Russian television today: primetime drama and comedy
David MacFadyen

Published by Routledge, 2007-08-30
ISBN 9780415424622

This is one of three books on Russian television to be published in recent years. The other two, Television, Democracy and Elections in Russia by Sarah Oates (2006) and Television, Power and the Public in Russia by Ellen Mickiewicz (2008), chart the intersection between the medium and the political process. By contrast, the book under review investigates Russian television serials of both the Soviet and post-Soviet years with a view to drawing conclusions about the main ideas and themes informing them. The topic is a compelling one, potentially of interest to scholars working in related spheres of popular culture. In his introduction David MacFadyen notes that television has taken over the story-telling function formerly the province of literature but that it remains closely interlinked with the written word in that televisual series are often based on pre-existing literary works or in a reverse dynamic give rise to the production thereof.
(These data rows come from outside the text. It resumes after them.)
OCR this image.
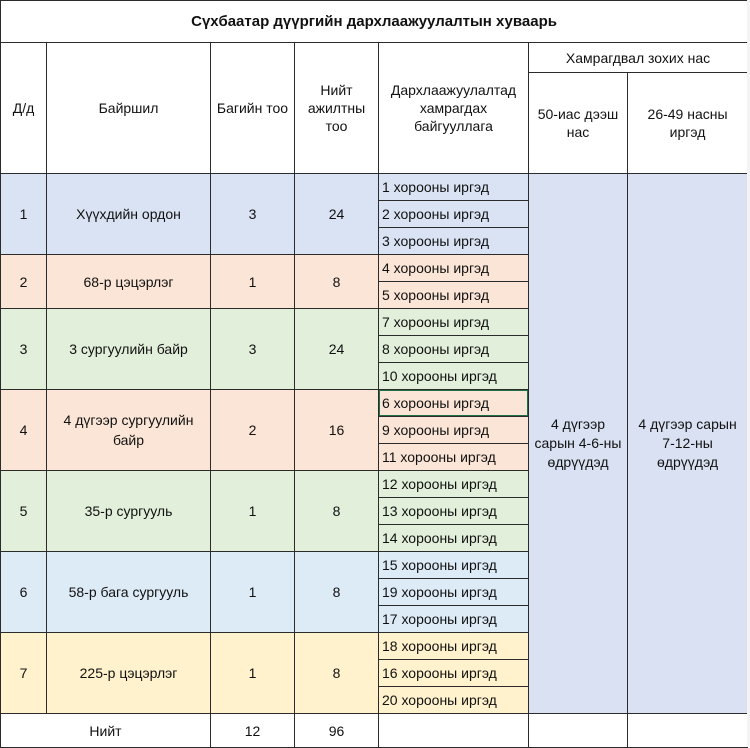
Сүхбаатар дүүргийн дархлаажуулалтын хуваарь						
Д/д	Байршил	Багийн тоо	Нийт ажилтны тоо	Дархлаажуулалтад хамрагдах байгууллага	Хамрагдвал зохих нас	
					50-иас дээш нас	26-49 насны иргэд
1	Хүүхдийн ордон	3	24	1 хорооны иргэд	4 дүгээр сарын 4-6-ны өдрүүдэд	4 дүгээр сарын 7-12-ны өдрүүдэд
				2 хорооны иргэд		
				3 хорооны иргэд		
2	68-р цэцэрлэг	1	8	4 хорооны иргэд		
				5 хорооны иргэд		
3	3 сургуулийн байр	3	24	7 хорооны иргэд		
				8 хорооны иргэд		
				10 хорооны иргэд		
4	4 дүгээр сургуулийн байр	2	16	6 хорооны иргэд		
				9 хорооны иргэд		
				11 хорооны иргэд		
5	35-р сургууль	1	8	12 хорооны иргэд		
				13 хорооны иргэд		
				14 хорооны иргэд		
6	58-р бага сургууль	1	8	15 хорооны иргэд		
				19 хорооны иргэд		
				17 хорооны иргэд		
7	225-р цэцэрлэг	1	8	18 хорооны иргэд		
				16 хорооны иргэд		
				20 хорооны иргэд		
Нийт		12	96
The author contends that television drama uses ‘historical or collective situations to comprehend and articulate a modern selfhood’ relying on ‘some of the most important platitudes of Russian self-awareness, conceivable as an illogical, “indescribable ‘inner world’, an expansive, authentic ‘life force’ ” ’ (2).
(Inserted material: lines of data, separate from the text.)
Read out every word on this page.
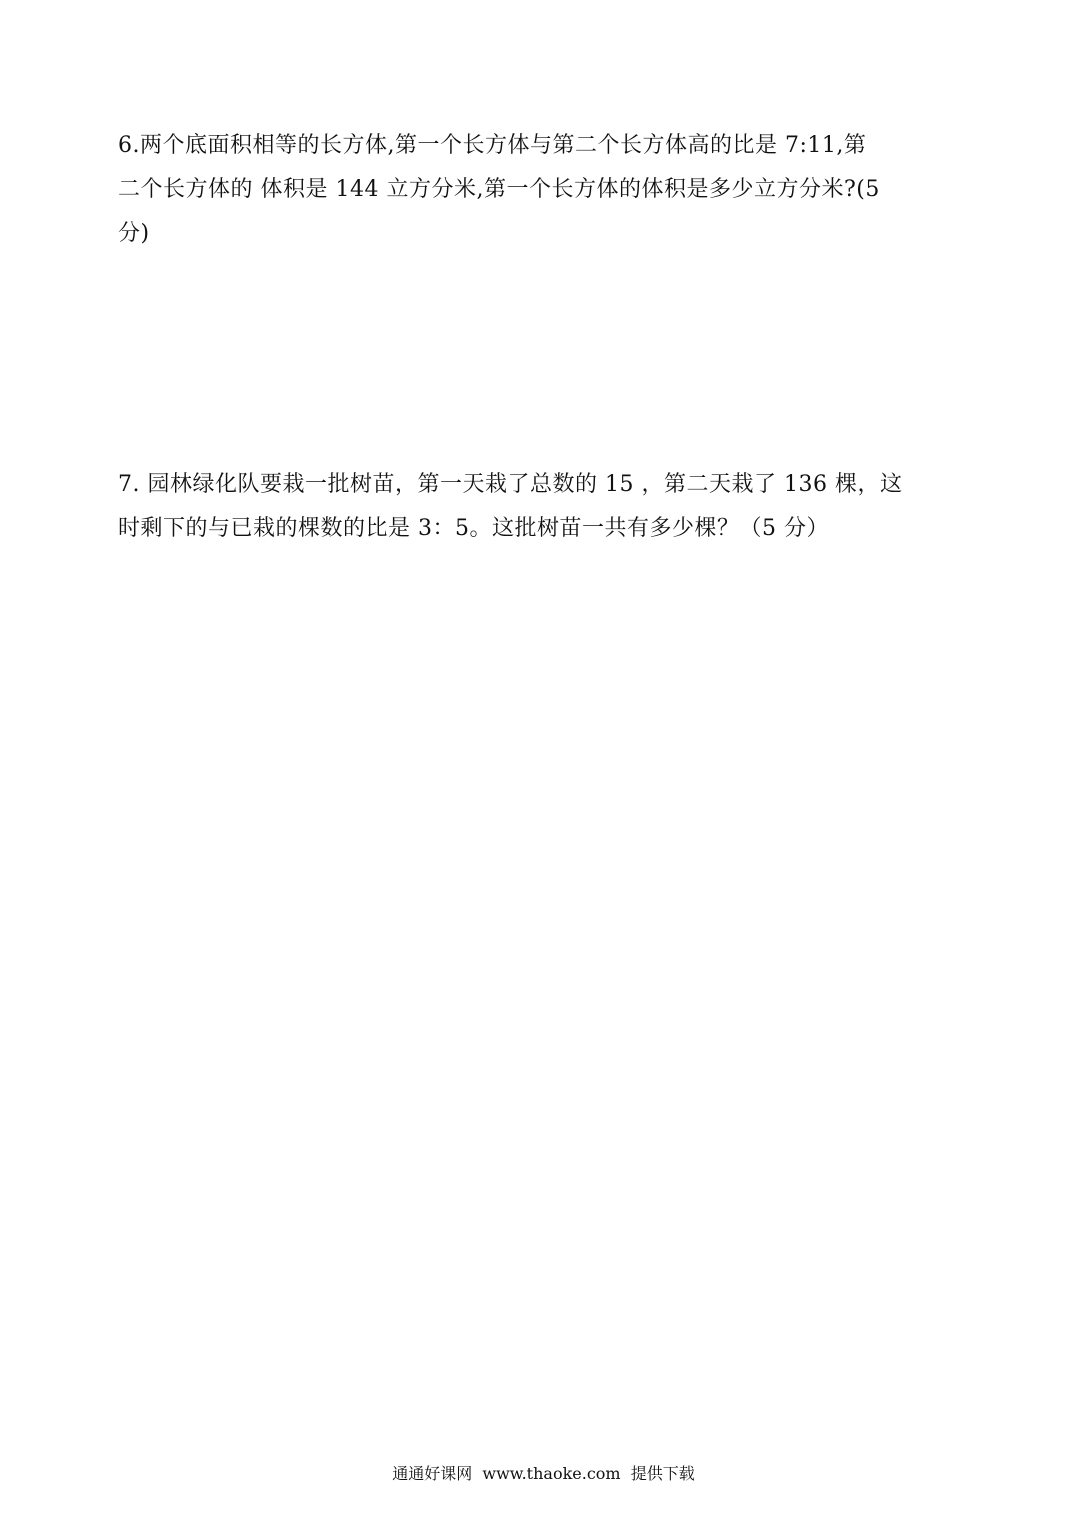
6.两个底面积相等的长方体,第一个长方体与第二个长方体高的比是 7:11,第
二个长方体的 体积是 144 立方分米,第一个长方体的体积是多少立方分米?(5
分)
7. 园林绿化队要栽一批树苗，第一天栽了总数的 15 ，第二天栽了 136 棵，这
时剩下的与已栽的棵数的比是 3：5。这批树苗一共有多少棵？（5 分）
通通好课网  www.thaoke.com  提供下载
This book contains a great deal of interesting information about the main serials of the past few decades, however, treatment of the material is, to say the least, idiosyncratic. The author delineates his theoretic approach in the opening pages and foreshadows analysis along a number of lines, based on Mikhail Epstein’s view of the Russian void and Katerina Clark’s premise of ‘extraordinary time’. However the exposition which follows under the chapter headings of Adaptations, Soaps, Melodrama, Comedy among others, owes little to these themes and essentially reduces to a meandering description of serialized television programmes relying heavily on promotional materials provided by the producers. Casual allusions to the theorist Alain Badiou are not developed in a meaningful manner. MacFadyen quotes the opinions of the actors in the various series on the characters they play. Such commentary is generalist and anodyne for the most part and adds very little to the overall analysis. Moreover, the text veers into unexpected and inappropriate directions and provides information which would be more usefully rendered in footnote form. There is a worrying tendency to attribute motivation when this cannot possibly be known and where such speculation does not contribute to the critical framework. A most egregious instance of this occurs in the concluding chapter: ‘Love of the girl next door is both fine and poignant. It also makes for better television and a better philosophy. It may even make for a better society: all that we can hope for is that the politicians don’t start telling us so.’ (210)
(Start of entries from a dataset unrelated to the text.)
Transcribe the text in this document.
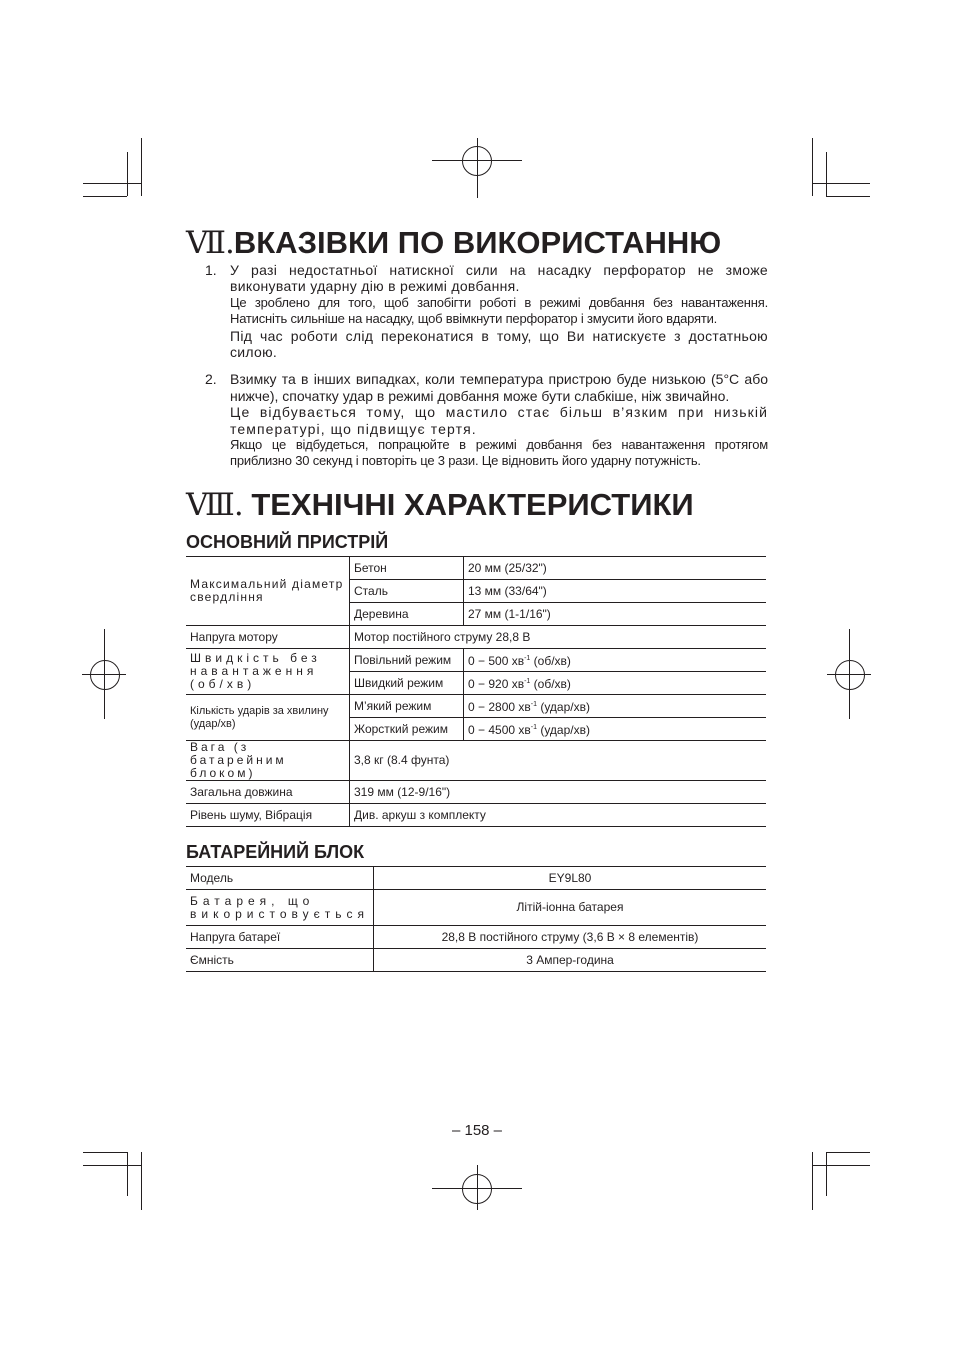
Ⅶ.ВКАЗІВКИ ПО ВИКОРИСТАННЮ
1. У разі недостатньої натискної сили на насадку перфоратор не зможе виконувати ударну дію в режимі довбання.

Це зроблено для того, щоб запобігти роботі в режимі довбання без навантаження. Натисніть сильніше на насадку, щоб ввімкнути перфоратор і змусити його вдаряти.

Під час роботи слід переконатися в тому, що Ви натискуєте з достатньою силою.

2. Взимку та в інших випадках, коли температура пристрою буде низькою (5°C або нижче), спочатку удар в режимі довбання може бути слабкіше, ніж звичайно.

Це відбувається тому, що мастило стає більш в’язким при низькій температурі, що підвищує тертя.

Якщо це відбудеться, попрацюйте в режимі довбання без навантаження протягом приблизно 30 секунд і повторіть це 3 рази. Це відновить його ударну потужність.

Ⅷ. ТЕХНІЧНІ ХАРАКТЕРИСТИКИ
ОСНОВНИЙ ПРИСТРІЙ
Максимальний діаметр свердління	Бетон	20 мм (25/32")
	Сталь	13 мм (33/64")
	Деревина	27 мм (1-1/16")
Напруга мотору	Мотор постійного струму 28,8 В	
Швидкість без навантаження (об/хв)	Повільний режим	0 − 500 $хв^{-1}$ (об/хв)
	Швидкий режим	0 − 920 $хв^{-1}$ (об/хв)
Кількість ударів за хвилину (удар/хв)	М’який режим	0 − 2800 $хв^{-1}$ (удар/хв)
	Жорсткий режим	0 − 4500 $хв^{-1}$ (удар/хв)
Вага (з батарейним блоком)	3,8 кг (8.4 фунта)	
Загальна довжина	319 мм (12-9/16")	
Рівень шуму, Вібрація	Див. аркуш з комплекту	
БАТАРЕЙНИЙ БЛОК
Модель	EY9L80
Батарея, що використовується	Літій-іонна батарея
Напруга батареї	28,8 В постійного струму (3,6 В × 8 елементів)
Ємність	3 Ампер-година
– 158 –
From a stylistic point of view the book also leaves much to be desired. The language veers wildly and frequently between the academic and the colloquial. One gains the impression that the author was not sure which audience he was writing for, the learned or the popular, or where he imagined the putative reader to be residing, when he advises ‘if you want to experience classic Russian stories of socially active heroes, walk away from the library, go home and turn on the TV’ (22). Certain phrases and words appear so often in the first fifty pages as to appear almost parodic (a tad, evanesce, effable, ineffable). The sections which have been translated from the Russian (presumably by the author, though no information on this is provided) are very awkward, as in the sentence: ‘The main heroine here is, of course, Fate, that inimitable scoundrel and magician’ (106). There is imprecise terminology, with Lydia Fedoseeva-Shukshina called the spouse of a famous writer rather than his widow (18). Many of the word collocations are non-standard and serve as a barrier to comprehension: ‘modern well-armed panache’ (9), ‘utterly interwoven’ (11) ‘passionate peopled interaction’ (12), ‘socially consequential work’ (13). The author also demonstrates an inordinate love of phrases in apposition located within dashes, commas, or in italics which an editor worth his salt would have moderated. Almost every chapter commences with an epigraph taken from the public pronouncements of President Putin: for an academic treatise these should have been referenced more comprehensively than ‘Putin 2000’. The book is supplemented by a list of television serials and a list of films but regrettably lacks a bibliography. It is well produced with a low level of typographical lapses and contains black and white promotional materials.

These shortcomings make this a difficult text to derive meaning from. And it is even more difficult to discern a consistent analytical approach. The book reads like the first major work of an undergraduate who is trying out his new academic vocabulary on his lecturer. So many sentences defy decoding. Passages such as the following obfuscate meaning: Specificity did not seem profitable; the plot outline used for domestic sales similarly condenses both generic sampling and vague social groups to the point of childishness or, to be honest, illogicality and incomprehensibility. The confusion leads to stories of movement and social passage, underscored by placing them within the world of transportation. (128)

In summary, this is a potentially fascinating topic which has become a disappointing book. The breadth of material subjected to scrutiny is impressive but the weakness of the theoretical analysis and the stylistic idiosyncrasies detract considerably from its potential impact.